South Africans should prepare for months of petrol price pain, says Dawie Roodt
South Africans should not expect meaningful relief at the pumps in the coming months, despite the recent easing in global oil prices following signs of de-escalation in the Middle East conflict.
This is the message from Dawie Roodt, a renowned South African economist and director of the financial services and wealth management company, Efficient Wealth.
Speaking in an interview with NSN, Roodt said consumers should not expect oil prices to fall sharply in the short term.
He explained this is because many countries depleted their strategic reserves during the crisis and will now need to rebuild them.
“Over the next couple of months, there will be demand from many countries just to top up on their reserves,” he said.
Because of this, he said South Africans shouldn’t expect oil prices to fall sharply in the short term, despite the recent cuts, which, of course, have been good news for South Africa.
Although he believes the long-term outlook for oil is more favourable, Roodt stressed that any significant decline is likely to take time.
He argued that the correct level for oil prices is likely well below $70 a barrel and suggested that around $65 would be appropriate.
Roodt also warned that geopolitical risks remain. “There’s always the risk that the president of the United States may decide to kick-start the war all over again, and then all bets are off the table.”
Even if international oil prices decline, Roodt believes South African motorists will not immediately benefit because government finances are likely to delay any meaningful reduction in fuel prices.
“I think in South Africa we will see a reduction in the petrol price, not in the next month or two because the Minister of Finance is likely to try to recoup some of the lost tax revenue,” he said.
“So he will keep the taxes relatively high until he’s got his money back that he’s so-called given to us, and then the petrol price can come down quite nicely.”
Fuel levy disappointment

As a result, Roodt expects South Africans to endure several more months of elevated fuel costs before conditions begin to improve.
“Don’t expect the petrol price to come down immediately. Wait another two months or so, then you’re going to see some of that,” he said.

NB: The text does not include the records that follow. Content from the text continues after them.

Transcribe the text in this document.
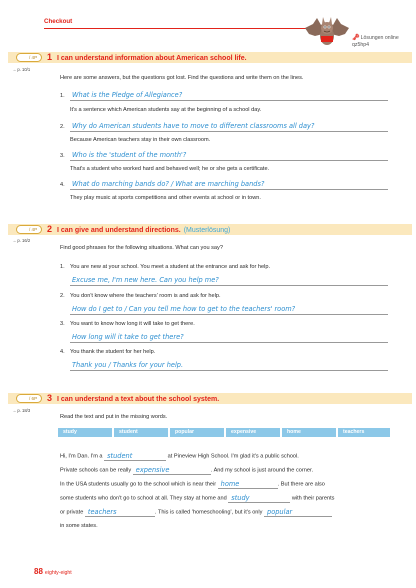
Checkout
🗝Lösungen online
qz5hp4
/ 4P	1 I can understand information about American school life.
→ p. 10/1
Here are some answers, but the questions got lost. Find the questions and write them on the lines.
1. What is the Pledge of Allegiance?
It's a sentence which American students say at the beginning of a school day.
2. Why do American students have to move to different classrooms all day?
Because American teachers stay in their own classroom.
3. Who is the 'student of the month'?
That's a student who worked hard and behaved well; he or she gets a certificate.
4. What do marching bands do? / What are marching bands?
They play music at sports competitions and other events at school or in town.
/ 4P	2 I can give and understand directions. (Musterlösung)
→ p. 16/2
Find good phrases for the following situations. What can you say?
1. You are new at your school. You meet a student at the entrance and ask for help.
Excuse me, I'm new here. Can you help me?
2. You don't know where the teachers' room is and ask for help.
How do I get to / Can you tell me how to get to the teachers' room?
3. You want to know how long it will take to get there.
How long will it take to get there?
4. You thank the student for her help.
Thank you / Thanks for your help.
/ 6P	3 I can understand a text about the school system.
→ p. 18/3
Read the text and put in the missing words.
study	student	popular	expensive	home	teachers
Hi, I'm Dan. I'm a student	at Pineview High School. I'm glad it's a public school.
Private schools can be really expensive	. And my school is just around the corner.
In the USA students usually go to the school which is near their home	. But there are also
some students who don't go to school at all. They stay at home and study	with their parents
or private teachers	. This is called 'homeschooling', but it's only popular
in some states.
88 eighty-eight
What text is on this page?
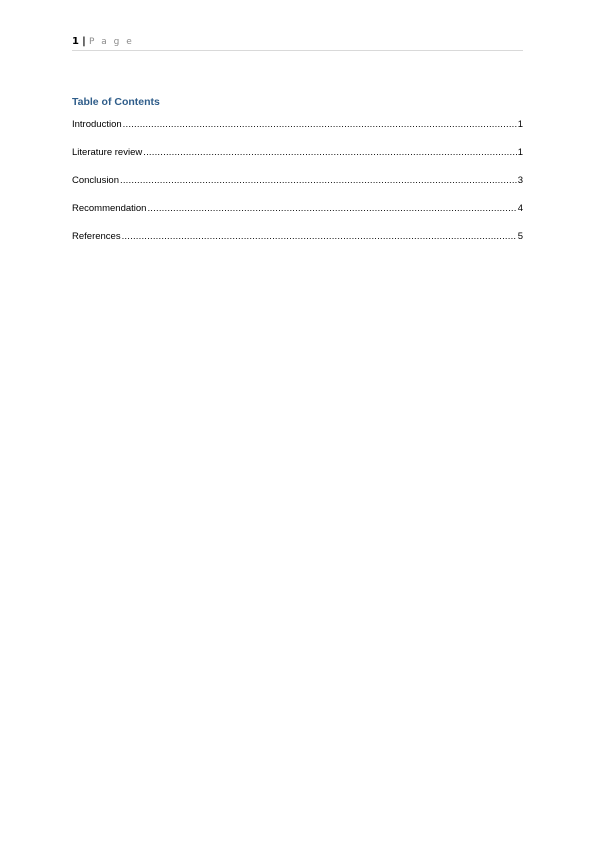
1 | P a g e
Table of Contents
Introduction .....	1
Literature review .....	1
Conclusion .....	3
Recommendation .....	4
References .....	5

Fuel price recoveries for July, which were already positive, have continued to push in the right direction, lining motorists up for an even bigger cut at the pumps next month.
According to the Central Energy Fund’s data for the end of week three in June, petrol prices show an over-recovery of R2.87 per litre, while diesel recoveries are far higher, between R4.53 and R4.92 per litre.
However, while over-recoveries at these levels would normally put huge price cuts on the cards for motorists, the end of the National Treasury’s fuel levy relief will offset this.
After adding half of the fuel levy relief back into prices in June, the relief will fully terminate in July.
This will see R1.50 per litre be added back into petrol prices next month, with diesel prices having R1.96 per litre reintroduced.
In addition, even with a price cut in July, fuel prices would remain significantly higher than they were before the war.
Despite the short-term pain, Roodt believes lower oil prices over the next year could have significant economic benefits by easing inflationary pressures and paving the way for lower interest rates.
“If I’m right on the oil price in a year’s time, at say $70 or even below that, then all sorts of positive things will come into play, and the inflation rate is likely to come down quite sharply to well below 3%.”
That, in turn, would give the central bank room to reduce borrowing costs. “I think the Reserve Bank is not going to increase rates anymore,” Roodt said.
“In 10 months or so, there will be ample space for the Reserve Bank to start cutting interest rates as well.”